Quel serait le format qui te plairait, si tu devais avoir ton émission ?

Ce qui m’intéressait le plus serait de faire des connexions avec des artistes pas encore invité.e.s – je discute avec pas mal de gens en Angleterre. Cela serait un format intéressant. 

Peut-être avec la scène lyonnaise aussi ? J’ai vu que tu étais co-fondatrice d’Unit Sœurs, est-ce que tu peux m’en dire plus ?

On a monté à ça avec Jade et Magda depuis un an. On avait programmé un livestream au Sucre avec une vingtaine de DJs pendant plus de 10 heures. C’était important d’avoir de la visibilité dès le départ et Le Sucre est une salle importante dans la scène lyonnaise. Des cours de mixs avec des femmes étaient déjà organisés là-bas, il y avait une cohérence. 

Cela a permis aux filles qui n’osaient pas se lancer de voir une vraie scène, un vrai soundsystem avec un accompagnement… De jouer tous les styles musicaux aussi, de l’ambient au reggaeton en passant pas de la drum, de la techno. C’était hyper enrichissant de rencontrer ces filles avec qui l’on ne se connaissait pas avant – qui ont appris à mixer chez elles pendant le confinement pour certaines. Après ce stream, le projet a évolué en une sorte d’agence de booking sans l’être – on essaye de les placer sur des événements parce que l’on reçoit pas mal de messages et de demandes. On essaie de créer des passerelles. 

Comment les rencontres et les connexions se sont faites à la création d’Unit Sœurs ?

Avant de monter l’asso, on avait fait un gros travail de référencement.

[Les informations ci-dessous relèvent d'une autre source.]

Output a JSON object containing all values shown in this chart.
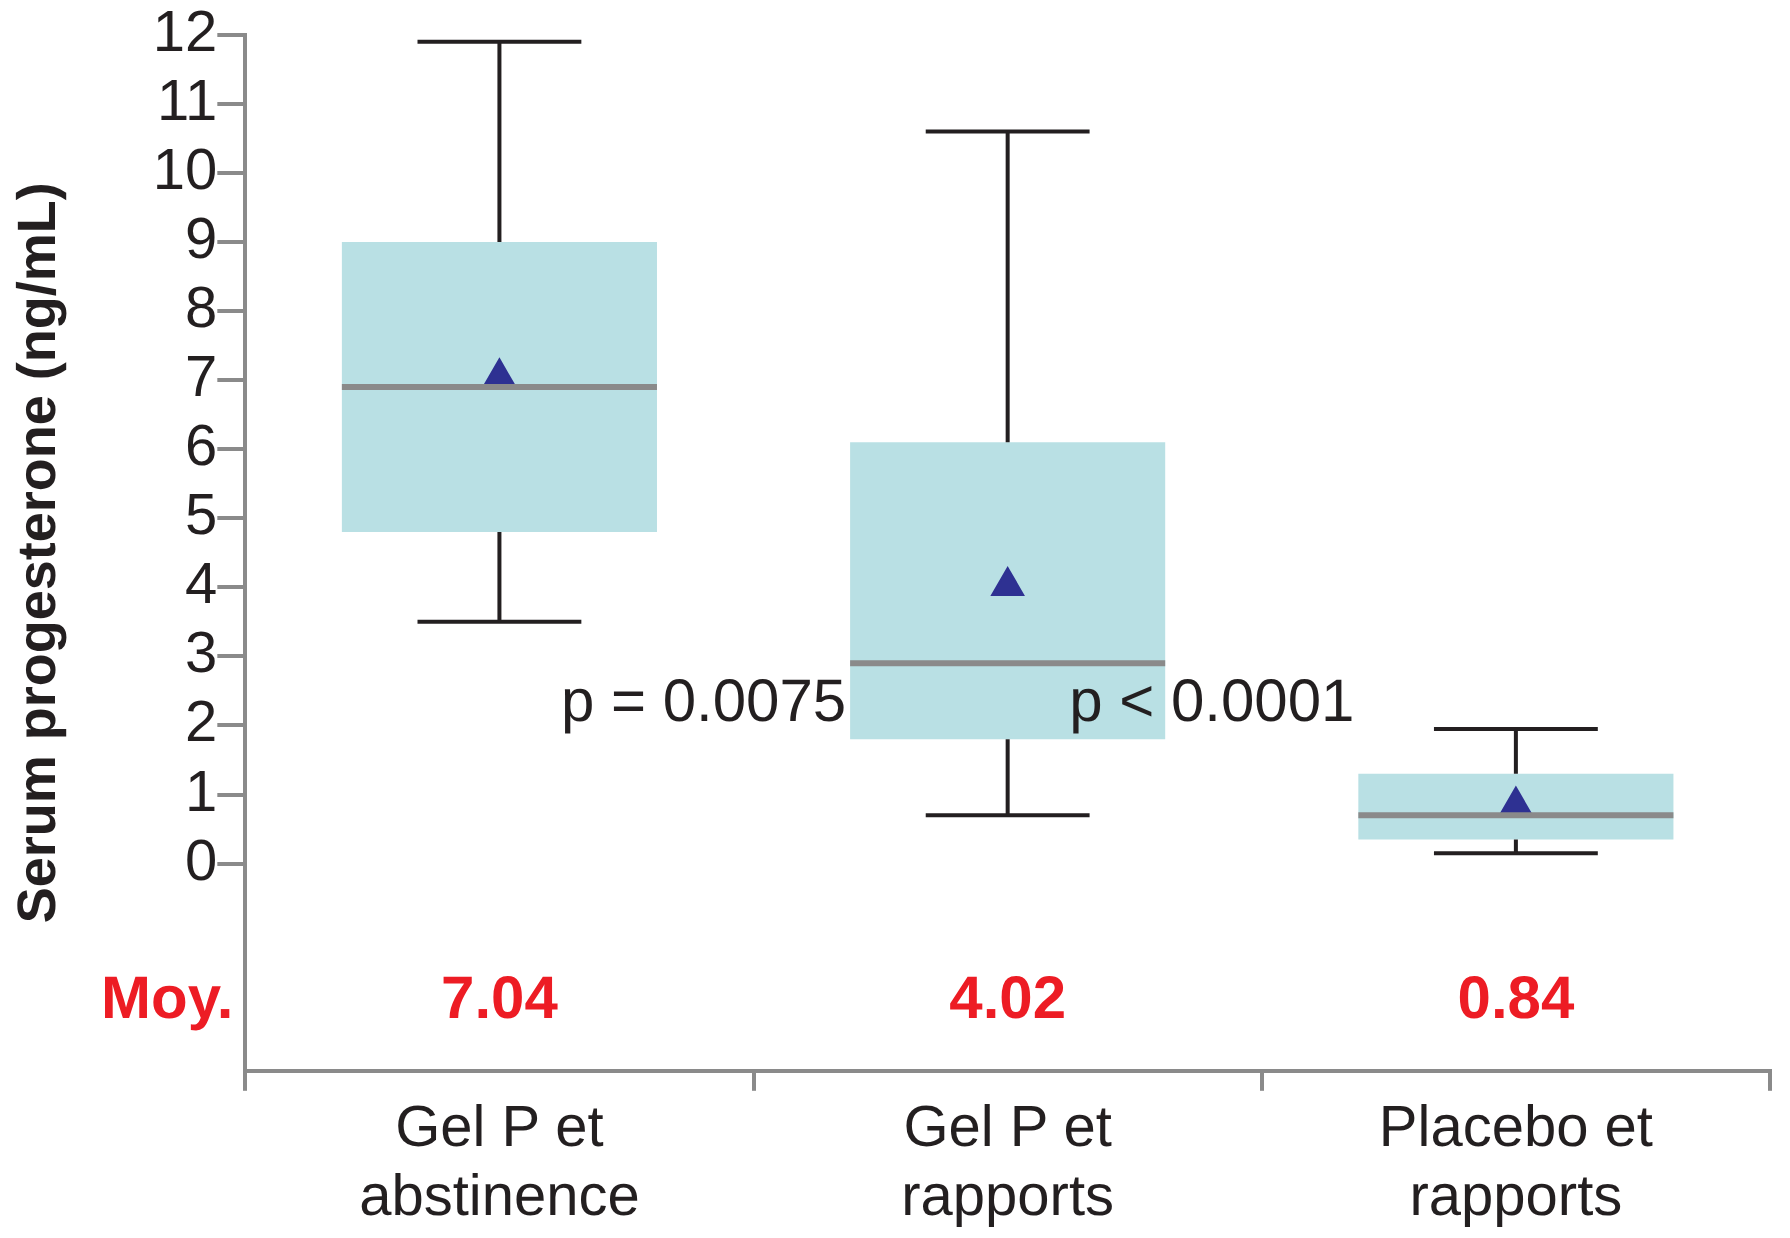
{
  "chart_data": {
    "type": "box",
    "ylabel": "Serum progesterone (ng/mL)",
    "categories": [
      "Gel P et abstinence",
      "Gel P et rapports",
      "Placebo et rapports"
    ],
    "boxes": [
      {
        "low": 3.5,
        "q1": 4.8,
        "median": 6.9,
        "q3": 9.0,
        "high": 11.9,
        "mean": 7.04
      },
      {
        "low": 0.7,
        "q1": 1.8,
        "median": 2.9,
        "q3": 6.1,
        "high": 10.6,
        "mean": 4.02
      },
      {
        "low": 0.15,
        "q1": 0.35,
        "median": 0.7,
        "q3": 1.3,
        "high": 1.95,
        "mean": 0.84
      }
    ],
    "color": "#b9e0e4",
    "ylim": [
      -3,
      12
    ],
    "yticks": [
      0,
      1,
      2,
      3,
      4,
      5,
      6,
      7,
      8,
      9,
      10,
      11,
      12
    ],
    "grid": false,
    "legend": false,
    "marker": "triangle",
    "annotations": [
      "Moy.",
      "7.04",
      "4.02",
      "0.84",
      "p = 0.0075",
      "p < 0.0001"
    ]
  }
}
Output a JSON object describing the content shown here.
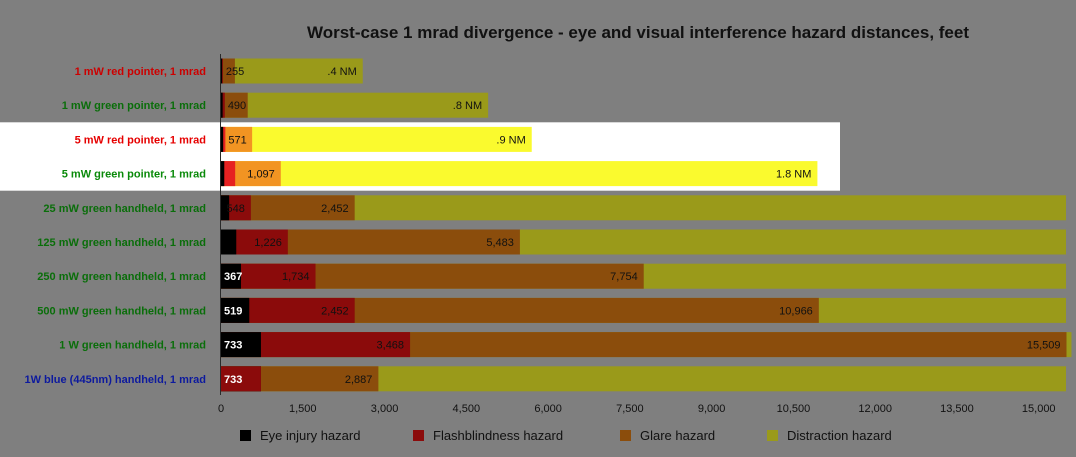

Et puis c’est parti d’un post que j’avais fait sur les réseaux d’un énième projet de la scène lyonnaise avec que des artistes hommes. Ça m’avait frappé de voir « la scène lyonnaise = que des hommes ». J’avais fait un petit repost sur Instagram et ç’a eu énormément d’impact, j’ai eu énormément de messages, de gens qui avaient repartagé derrière… Un effet boule de neige, où certaines filles me disaient qu’il fallait utiliser cette chose, ce post pour en faire du positif. Des affinités se sont créées avec Jade et Magda donc, puis avec d’autres filles de la scène. On veut mettre la lumière sur ces filles-là, donner des conseils et des skills, les aider à se lancer. On n’en avait pas eu, nous, alors c’était important de le faire, de leur apporter ce que l’on n’a pas eu.

Pour revenir à toi, tu joues ce samedi, sur la scène Soundsystem. Comment tu te sens, toi qui est une locale ?

J’avais joué l’année dernière sur le format Hors-Série – plus petit. C’était le feu. En tant que lyonnaise, le summum était de jouer à Nuits sonores, forcément. J’étais hyper émue et tous mes ami.e.s étaient là, une date hyper importante. Cette année c’est un cran au-dessus puisque c’est le vrai format, aux Usines en plus. Ce qui me touche encore plus est que je suis vraiment sur la scène qui me correspond le plus, avec des artistes qui me correspondent le plus – c’est presque une scène UK, avec Yung Singh et Sherelle qui est un exemple pour moi de DJ. Je ne pouvais pas mieux rêver ! Je suis hyper excitée, un peu stressée bien évidemment, c’est trop bien. 

Est-ce que tu prépares tes sets ? Et plus spécifiquement celui-là ?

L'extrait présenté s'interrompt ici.